3 テクノロジ・プレビュー
このリリースのOracle Linuxでは、テクニカル・プレビューとして次の項目を使用できます。リストされている項目の一部はRed Hat Compatible Kernel (RHCK)に適用され、UEKですでに使用可能である場合があります。
KTLS
LinuxカーネルTLS (KTLS)は、AES-GCM暗号のTLSレコードを処理します。

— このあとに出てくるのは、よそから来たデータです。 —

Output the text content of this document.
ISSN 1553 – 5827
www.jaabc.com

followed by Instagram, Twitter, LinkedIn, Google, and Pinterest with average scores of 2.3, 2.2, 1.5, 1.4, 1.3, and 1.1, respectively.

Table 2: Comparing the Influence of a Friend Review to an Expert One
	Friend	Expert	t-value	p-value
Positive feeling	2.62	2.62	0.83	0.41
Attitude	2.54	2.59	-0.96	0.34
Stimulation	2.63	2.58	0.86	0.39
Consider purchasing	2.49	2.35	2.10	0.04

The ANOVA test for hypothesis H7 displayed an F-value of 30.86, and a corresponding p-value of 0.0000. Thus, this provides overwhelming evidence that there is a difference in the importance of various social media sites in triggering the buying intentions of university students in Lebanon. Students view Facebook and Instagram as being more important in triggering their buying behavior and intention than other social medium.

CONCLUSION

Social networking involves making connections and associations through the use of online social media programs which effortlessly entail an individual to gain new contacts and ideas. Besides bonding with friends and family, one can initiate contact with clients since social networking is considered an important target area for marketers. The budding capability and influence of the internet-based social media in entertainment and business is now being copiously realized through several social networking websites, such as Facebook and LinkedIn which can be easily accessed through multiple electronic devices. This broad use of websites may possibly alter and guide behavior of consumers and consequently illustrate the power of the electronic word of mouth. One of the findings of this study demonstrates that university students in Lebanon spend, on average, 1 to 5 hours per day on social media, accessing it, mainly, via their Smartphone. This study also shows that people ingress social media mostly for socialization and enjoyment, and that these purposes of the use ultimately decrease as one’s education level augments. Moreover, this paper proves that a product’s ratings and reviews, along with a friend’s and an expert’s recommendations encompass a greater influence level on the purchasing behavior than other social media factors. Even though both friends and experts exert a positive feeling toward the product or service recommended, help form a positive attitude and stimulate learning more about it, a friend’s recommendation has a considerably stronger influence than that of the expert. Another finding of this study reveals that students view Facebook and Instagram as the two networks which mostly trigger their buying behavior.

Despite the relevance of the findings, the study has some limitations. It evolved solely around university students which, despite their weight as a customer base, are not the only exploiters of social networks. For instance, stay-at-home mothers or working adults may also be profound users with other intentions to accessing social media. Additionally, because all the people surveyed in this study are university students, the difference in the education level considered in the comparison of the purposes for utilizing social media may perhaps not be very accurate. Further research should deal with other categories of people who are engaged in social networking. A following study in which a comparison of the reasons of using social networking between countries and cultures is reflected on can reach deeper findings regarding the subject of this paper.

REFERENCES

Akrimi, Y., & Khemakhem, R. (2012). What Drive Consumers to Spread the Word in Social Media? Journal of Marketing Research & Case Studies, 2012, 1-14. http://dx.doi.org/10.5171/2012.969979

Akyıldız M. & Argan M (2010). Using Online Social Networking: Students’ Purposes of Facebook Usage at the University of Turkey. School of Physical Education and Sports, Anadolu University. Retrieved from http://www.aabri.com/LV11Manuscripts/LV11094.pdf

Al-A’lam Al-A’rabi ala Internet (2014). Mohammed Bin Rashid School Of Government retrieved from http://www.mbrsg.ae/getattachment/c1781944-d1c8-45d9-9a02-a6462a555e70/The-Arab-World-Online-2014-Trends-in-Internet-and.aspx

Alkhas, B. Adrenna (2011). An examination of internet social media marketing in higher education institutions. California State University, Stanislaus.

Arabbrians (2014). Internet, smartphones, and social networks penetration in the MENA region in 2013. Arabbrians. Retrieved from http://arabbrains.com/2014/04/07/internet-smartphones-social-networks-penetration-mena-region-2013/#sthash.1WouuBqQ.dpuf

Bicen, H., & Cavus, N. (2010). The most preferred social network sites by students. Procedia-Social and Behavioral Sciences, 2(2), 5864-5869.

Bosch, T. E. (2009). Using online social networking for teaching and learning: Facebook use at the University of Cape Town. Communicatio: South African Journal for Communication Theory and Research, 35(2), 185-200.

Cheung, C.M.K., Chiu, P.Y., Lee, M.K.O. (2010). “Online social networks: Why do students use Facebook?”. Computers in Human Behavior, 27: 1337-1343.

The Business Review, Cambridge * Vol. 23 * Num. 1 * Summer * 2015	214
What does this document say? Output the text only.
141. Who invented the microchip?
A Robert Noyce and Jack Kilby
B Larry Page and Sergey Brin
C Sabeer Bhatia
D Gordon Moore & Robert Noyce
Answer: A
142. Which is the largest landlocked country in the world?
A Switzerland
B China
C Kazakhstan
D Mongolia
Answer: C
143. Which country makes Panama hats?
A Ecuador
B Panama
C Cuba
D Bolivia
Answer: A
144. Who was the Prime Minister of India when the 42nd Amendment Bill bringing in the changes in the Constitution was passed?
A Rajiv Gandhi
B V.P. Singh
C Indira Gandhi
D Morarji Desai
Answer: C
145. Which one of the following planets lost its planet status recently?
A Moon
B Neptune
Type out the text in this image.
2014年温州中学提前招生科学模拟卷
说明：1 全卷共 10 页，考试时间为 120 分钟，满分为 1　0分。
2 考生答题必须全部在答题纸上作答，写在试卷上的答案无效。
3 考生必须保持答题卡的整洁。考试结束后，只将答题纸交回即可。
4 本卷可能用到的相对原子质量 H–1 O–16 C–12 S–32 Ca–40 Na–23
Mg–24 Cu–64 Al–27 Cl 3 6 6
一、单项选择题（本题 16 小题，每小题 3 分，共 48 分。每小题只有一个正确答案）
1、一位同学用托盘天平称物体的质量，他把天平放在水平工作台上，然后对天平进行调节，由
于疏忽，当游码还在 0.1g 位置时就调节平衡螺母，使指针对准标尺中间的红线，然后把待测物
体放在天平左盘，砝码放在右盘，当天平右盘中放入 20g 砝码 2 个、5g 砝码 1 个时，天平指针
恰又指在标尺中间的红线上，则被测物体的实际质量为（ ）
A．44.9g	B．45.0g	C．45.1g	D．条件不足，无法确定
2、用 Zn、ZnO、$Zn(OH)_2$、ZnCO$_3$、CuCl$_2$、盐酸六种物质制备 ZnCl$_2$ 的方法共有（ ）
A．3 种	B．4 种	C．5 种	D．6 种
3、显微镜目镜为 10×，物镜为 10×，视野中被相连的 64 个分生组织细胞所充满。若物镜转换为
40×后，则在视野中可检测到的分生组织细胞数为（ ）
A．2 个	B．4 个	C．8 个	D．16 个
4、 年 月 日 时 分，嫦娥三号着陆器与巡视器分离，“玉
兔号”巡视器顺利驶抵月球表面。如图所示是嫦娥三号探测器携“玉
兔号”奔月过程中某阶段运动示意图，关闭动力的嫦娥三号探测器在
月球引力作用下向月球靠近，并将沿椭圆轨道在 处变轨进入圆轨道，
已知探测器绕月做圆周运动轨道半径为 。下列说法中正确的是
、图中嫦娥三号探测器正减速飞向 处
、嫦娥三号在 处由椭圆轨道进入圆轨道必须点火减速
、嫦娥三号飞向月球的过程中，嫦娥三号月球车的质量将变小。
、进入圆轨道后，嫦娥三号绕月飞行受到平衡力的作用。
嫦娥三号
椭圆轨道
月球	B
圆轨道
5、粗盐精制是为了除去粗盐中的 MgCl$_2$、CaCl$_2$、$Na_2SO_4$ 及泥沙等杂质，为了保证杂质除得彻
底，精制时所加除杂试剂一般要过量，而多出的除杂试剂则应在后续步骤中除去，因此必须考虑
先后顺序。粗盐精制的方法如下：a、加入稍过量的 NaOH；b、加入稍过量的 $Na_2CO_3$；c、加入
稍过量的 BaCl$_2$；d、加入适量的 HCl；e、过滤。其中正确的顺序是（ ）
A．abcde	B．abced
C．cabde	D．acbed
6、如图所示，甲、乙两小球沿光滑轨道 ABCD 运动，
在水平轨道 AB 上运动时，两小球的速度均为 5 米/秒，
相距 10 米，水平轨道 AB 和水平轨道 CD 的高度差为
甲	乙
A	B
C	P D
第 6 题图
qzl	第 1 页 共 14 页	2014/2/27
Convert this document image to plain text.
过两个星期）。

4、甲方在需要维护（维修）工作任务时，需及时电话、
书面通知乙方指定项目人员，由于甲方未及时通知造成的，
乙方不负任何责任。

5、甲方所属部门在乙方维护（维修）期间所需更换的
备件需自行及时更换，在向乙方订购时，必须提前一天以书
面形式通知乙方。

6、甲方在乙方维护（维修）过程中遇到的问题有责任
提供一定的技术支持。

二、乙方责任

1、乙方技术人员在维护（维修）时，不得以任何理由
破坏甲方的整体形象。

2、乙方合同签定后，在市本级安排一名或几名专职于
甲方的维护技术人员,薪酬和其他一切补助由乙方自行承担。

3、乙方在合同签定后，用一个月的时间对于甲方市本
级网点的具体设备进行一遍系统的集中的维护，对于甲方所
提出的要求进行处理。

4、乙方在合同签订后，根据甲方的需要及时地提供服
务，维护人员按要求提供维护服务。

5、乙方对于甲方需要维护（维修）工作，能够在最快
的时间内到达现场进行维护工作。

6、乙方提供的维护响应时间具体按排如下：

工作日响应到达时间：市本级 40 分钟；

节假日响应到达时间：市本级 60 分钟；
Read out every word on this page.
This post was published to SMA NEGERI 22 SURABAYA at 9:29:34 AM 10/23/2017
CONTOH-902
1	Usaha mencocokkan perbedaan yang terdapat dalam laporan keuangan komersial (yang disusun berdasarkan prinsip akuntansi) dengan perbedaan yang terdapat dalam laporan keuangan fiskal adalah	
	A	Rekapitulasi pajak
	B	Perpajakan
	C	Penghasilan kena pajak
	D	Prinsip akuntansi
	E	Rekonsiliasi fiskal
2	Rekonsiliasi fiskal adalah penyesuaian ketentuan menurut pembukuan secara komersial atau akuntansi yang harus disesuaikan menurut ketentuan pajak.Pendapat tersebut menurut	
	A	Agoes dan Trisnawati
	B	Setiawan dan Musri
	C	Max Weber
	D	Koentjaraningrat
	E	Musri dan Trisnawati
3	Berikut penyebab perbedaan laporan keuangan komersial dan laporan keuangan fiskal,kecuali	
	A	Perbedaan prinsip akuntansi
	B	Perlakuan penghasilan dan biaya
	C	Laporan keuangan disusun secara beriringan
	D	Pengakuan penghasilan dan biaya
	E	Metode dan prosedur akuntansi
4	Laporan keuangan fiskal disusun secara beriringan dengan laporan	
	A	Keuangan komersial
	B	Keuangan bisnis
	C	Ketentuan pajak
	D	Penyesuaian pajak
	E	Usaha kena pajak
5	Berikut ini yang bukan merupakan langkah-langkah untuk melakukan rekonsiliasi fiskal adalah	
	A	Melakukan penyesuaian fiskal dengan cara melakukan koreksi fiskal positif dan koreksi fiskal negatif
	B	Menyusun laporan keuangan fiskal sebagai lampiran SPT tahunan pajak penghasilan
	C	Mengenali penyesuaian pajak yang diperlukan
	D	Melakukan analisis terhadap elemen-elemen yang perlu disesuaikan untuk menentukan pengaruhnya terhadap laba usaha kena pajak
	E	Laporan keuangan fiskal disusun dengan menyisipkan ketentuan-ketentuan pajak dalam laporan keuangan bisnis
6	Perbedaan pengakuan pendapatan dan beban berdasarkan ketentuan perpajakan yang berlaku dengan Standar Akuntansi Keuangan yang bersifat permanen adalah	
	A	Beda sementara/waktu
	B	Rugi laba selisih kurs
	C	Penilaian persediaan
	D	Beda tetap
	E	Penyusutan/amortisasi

KTLSは、この機能をサポートするNICにTLSレコードの暗号化をオフロードするためのインタフェースも提供します。
コンパイル時にenable-ktls
構成オプションを使用すると、OpenSSL 3.0でKTLSを使用できます。
更新されたgnutls
パッケージでは、暗号化されたチャネルでデータ転送を高速化するためにKTLSを使用できます。KTLSを有効にするには、modprobe
コマンドを使用してtls.ko
カーネル・モジュールを追加し、システム全体の暗号化ポリシーの新しい構成ファイル/etc/crypto-policies/local.d/gnutls-KTLS.txt
を、次の内容で作成します:
[global] ktls = true
AES-GCM暗号スイートのセキュリティに影響するため、gnutls
でTLS KeyUpdate
メッセージを介してトラフィック・キーを更新することはできません。
SGX
Intel®社のSoftware Guard Extensions (SGX)は、ソフトウェア・コードとデータを開示および変更から保護します。現在、RHCKではSGX v1およびv1.5が有効です。
SGXはUEKでサポートされています。
DAX
直接アクセス(DAX)は、ext4
およびXFSファイル・システムで利用できます。これにより、アプリケーションは、そのアドレス空間に永続メモリーを直接マップできます。DAXは、利用可能な永続メモリー(通常はNVDIMM)を持つシステムで使用できます。
SEVおよびSEV-ES
Secure Encrypted Virtualization (SEV)機能は、KVMハイパーバイザを使用するAMD EPYCホスト・マシンに用意されています。これは、仮想マシンのメモリーを暗号化して、ホストによるアクセスからVMを保護するものです。
SEVの拡張された暗号化状態バージョン(SEV-ES)では、VMの実行が停止したときにすべてのCPUレジスタの内容を暗号化するため、ホストによるVMのCPUレジスタの変更や、そのレジスタからの情報の読取りが防止されます。
SEVはUEKでサポートされています。
WireGuard
WireGuardは、セキュリティ機能が向上する、簡単に構成できるVPNソリューションです。
WireGuardはUEKで完全にサポートされています。Oracle LinuxでのWireGuardの使用の詳細は、Oracle Linux: 仮想プライベート・ネットワークの構成を参照してください。